A key catalyst which may make that happen, Sterling believes, may be an unassuming but highly ambitious piece of legislation introduced by Senator Jim Webb in March 2009, called the National Criminal Justice Commission Act .
The bill is not specifically focused on legalizing or decriminalizing drugs. Rather its mandate would be to establishes the National Criminal Justice Commission to undertake a comprehensive review of the criminal justice system, a task involving reviewing all areas of federal and state criminal justice costs, practices, and policies;, and making specified findings relating to incarceration, prison administration, the impact of gang activity, drug policy, mental illness among prisoners and the role of the military in crime prevention.
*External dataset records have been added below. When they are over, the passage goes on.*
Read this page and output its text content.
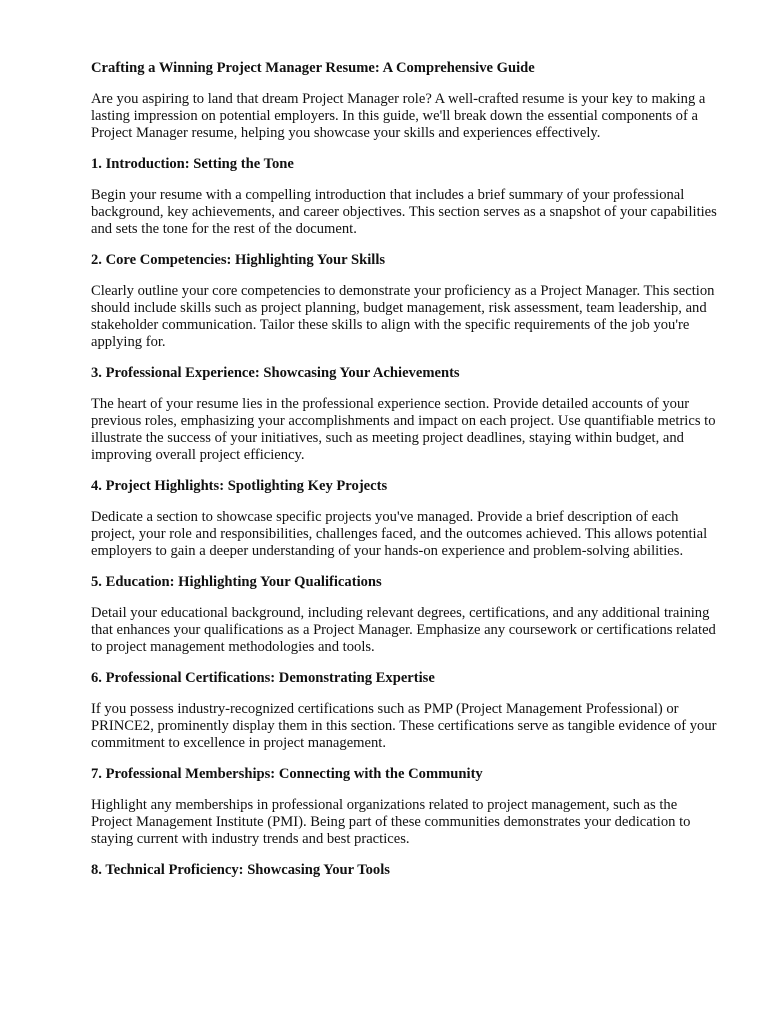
Crafting a Winning Project Manager Resume: A Comprehensive Guide
Are you aspiring to land that dream Project Manager role? A well-crafted resume is your key to making a lasting impression on potential employers. In this guide, we'll break down the essential components of a Project Manager resume, helping you showcase your skills and experiences effectively.
1. Introduction: Setting the Tone
Begin your resume with a compelling introduction that includes a brief summary of your professional background, key achievements, and career objectives. This section serves as a snapshot of your capabilities and sets the tone for the rest of the document.
2. Core Competencies: Highlighting Your Skills
Clearly outline your core competencies to demonstrate your proficiency as a Project Manager. This section should include skills such as project planning, budget management, risk assessment, team leadership, and stakeholder communication. Tailor these skills to align with the specific requirements of the job you're applying for.
3. Professional Experience: Showcasing Your Achievements
The heart of your resume lies in the professional experience section. Provide detailed accounts of your previous roles, emphasizing your accomplishments and impact on each project. Use quantifiable metrics to illustrate the success of your initiatives, such as meeting project deadlines, staying within budget, and improving overall project efficiency.
4. Project Highlights: Spotlighting Key Projects
Dedicate a section to showcase specific projects you've managed. Provide a brief description of each project, your role and responsibilities, challenges faced, and the outcomes achieved. This allows potential employers to gain a deeper understanding of your hands-on experience and problem-solving abilities.
5. Education: Highlighting Your Qualifications
Detail your educational background, including relevant degrees, certifications, and any additional training that enhances your qualifications as a Project Manager. Emphasize any coursework or certifications related to project management methodologies and tools.
6. Professional Certifications: Demonstrating Expertise
If you possess industry-recognized certifications such as PMP (Project Management Professional) or PRINCE2, prominently display them in this section. These certifications serve as tangible evidence of your commitment to excellence in project management.
7. Professional Memberships: Connecting with the Community
Highlight any memberships in professional organizations related to project management, such as the Project Management Institute (PMI). Being part of these communities demonstrates your dedication to staying current with industry trends and best practices.
8. Technical Proficiency: Showcasing Your Tools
Sterling believes the implications of passage of Webb’s bill could be profound in terms of undermining mainstream political consensus in favor of the drug war.
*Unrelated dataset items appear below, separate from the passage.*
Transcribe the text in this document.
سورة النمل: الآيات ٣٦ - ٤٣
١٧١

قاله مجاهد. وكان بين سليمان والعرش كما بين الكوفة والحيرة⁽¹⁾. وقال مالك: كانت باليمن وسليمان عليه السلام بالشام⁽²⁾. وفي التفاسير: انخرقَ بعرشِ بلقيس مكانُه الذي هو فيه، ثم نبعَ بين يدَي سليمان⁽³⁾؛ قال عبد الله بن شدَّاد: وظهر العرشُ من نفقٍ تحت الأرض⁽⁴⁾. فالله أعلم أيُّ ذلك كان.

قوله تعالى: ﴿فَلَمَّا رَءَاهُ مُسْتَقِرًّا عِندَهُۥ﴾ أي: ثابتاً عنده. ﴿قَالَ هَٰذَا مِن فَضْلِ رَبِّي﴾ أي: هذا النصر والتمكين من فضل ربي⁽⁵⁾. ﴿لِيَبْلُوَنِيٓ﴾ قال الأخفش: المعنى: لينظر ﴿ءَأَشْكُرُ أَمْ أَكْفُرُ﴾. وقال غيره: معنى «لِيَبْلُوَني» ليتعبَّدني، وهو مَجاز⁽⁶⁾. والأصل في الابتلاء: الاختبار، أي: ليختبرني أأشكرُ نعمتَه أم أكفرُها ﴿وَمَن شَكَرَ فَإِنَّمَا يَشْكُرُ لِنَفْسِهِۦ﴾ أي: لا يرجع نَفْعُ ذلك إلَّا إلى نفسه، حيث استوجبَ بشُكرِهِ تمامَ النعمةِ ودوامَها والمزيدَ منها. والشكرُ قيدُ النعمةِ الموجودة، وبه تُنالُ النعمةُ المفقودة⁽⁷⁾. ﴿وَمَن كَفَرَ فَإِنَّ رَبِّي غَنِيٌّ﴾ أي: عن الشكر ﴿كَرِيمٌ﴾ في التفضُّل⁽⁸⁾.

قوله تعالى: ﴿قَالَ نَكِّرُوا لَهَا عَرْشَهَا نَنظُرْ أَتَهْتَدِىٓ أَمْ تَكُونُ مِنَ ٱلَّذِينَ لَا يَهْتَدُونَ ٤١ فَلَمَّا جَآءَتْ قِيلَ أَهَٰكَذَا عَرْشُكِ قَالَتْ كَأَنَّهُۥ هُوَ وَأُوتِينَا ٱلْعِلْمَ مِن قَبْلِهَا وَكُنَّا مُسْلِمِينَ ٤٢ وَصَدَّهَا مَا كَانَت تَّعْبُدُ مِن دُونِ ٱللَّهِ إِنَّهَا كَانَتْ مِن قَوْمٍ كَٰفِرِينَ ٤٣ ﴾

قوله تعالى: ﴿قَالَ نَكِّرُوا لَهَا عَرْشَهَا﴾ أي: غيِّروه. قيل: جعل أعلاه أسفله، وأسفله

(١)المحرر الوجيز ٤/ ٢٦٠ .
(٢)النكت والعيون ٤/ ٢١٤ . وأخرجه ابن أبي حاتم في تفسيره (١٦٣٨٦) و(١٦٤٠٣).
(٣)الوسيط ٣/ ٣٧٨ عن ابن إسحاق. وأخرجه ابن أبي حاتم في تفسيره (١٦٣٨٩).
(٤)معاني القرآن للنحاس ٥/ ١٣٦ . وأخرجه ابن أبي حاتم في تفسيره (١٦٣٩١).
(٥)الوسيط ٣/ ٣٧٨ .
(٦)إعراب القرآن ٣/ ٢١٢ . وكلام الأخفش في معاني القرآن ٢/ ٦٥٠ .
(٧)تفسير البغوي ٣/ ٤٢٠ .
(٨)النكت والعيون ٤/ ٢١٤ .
"By documenting the failure and social costs of the drug war a blue-ribbon committee of the type Webb seeks to bring together could finally give the imprimatur if you will for many mainstream politicians to feel like they can come out against drug war policies and even for decriminalization without falling outside the bounds of "respectability".
Aaron Houston, MPP’s director of government relations, believes the bill, which already has 35 co-sponsors in the Senate, has a very good chance of moving before the end of 2010.
Another critical development is the creation of a long missing civil liberties caucus.
When he introduced his new bill the Personal Use of Marijuana By Responsible Adults Act of 2009 Barney Frank said "I think John Stuart Mill had it right in the 1850s when he argued that individuals should have the right to do what they want in private, so long as they don't hurt anyone else. It's a matter of personal liberty. Moreover, our courts are already stressed and our prisons are overcrowded. We don't need to spend our scarce resources prosecuting people who are doing no harm to others."
Though its prospects for this year are minimal Frank’s bill, which is co-sponsored by conservative libertarian Ron Paul (R-Tx.) may be a template for a "John Stuart Mill" caucus in the house, united across conventional left-right lines by constitutionalist concerns about the erosion of the Bill of Rights enabled by the War on Drugs.
In comparison to the movement for repeal of the 18th amendment the movement for marijuana legalization has been a marathon. How much so is evident from clip from the Village Voice article from 45 years ago, Twenty-eight years after first marijuana laws spearheaded by the infamous Harry Anslinger and five years before Richard Nixon began the contemporary drug war in earnest.
"In a light drizzle on a gloomy last Sunday," Mary Nichols wrote in the December 31, 1964 issue of the Village Voice
"a dedicated picket line marched in front of the City Department of Welfare's headquarters on the east side of Tompkins Square Park."
The late Allen Ginsberg, who was a participant in the march, explained: "This is the first seed demonstration in New York, the first attempt to manifest publicly in favor of a change in the law" regarding marijuana. The change the demonstrators sought was the legalization of marijuana. The signs read things like "Smoke pot -- it's cheaper and healthier than liquor," and "Repeal marijuana prohibition."
Though overturning marijuana prohibition has become a many-decade long marathon which likely still has not yet reached the proverbial last mile, a finish line is at least beginning to be visible.
When that first public demonstration ever against marijuana prohibition, organized by the Committee to Legalize Marijuana (LeMar) took place the number of Americans who supported the sentiment, though the issue was then beneath the notice of pollsters, probably numbered at best in the hundreds of thousands, a few percent of a population of nearly two hundred million. On the 50th anniversary of that march (December 27, 2014) it’s becoming likely legalizing marijuana will be the position of a large, possibly by then politically decisive majority, of the population.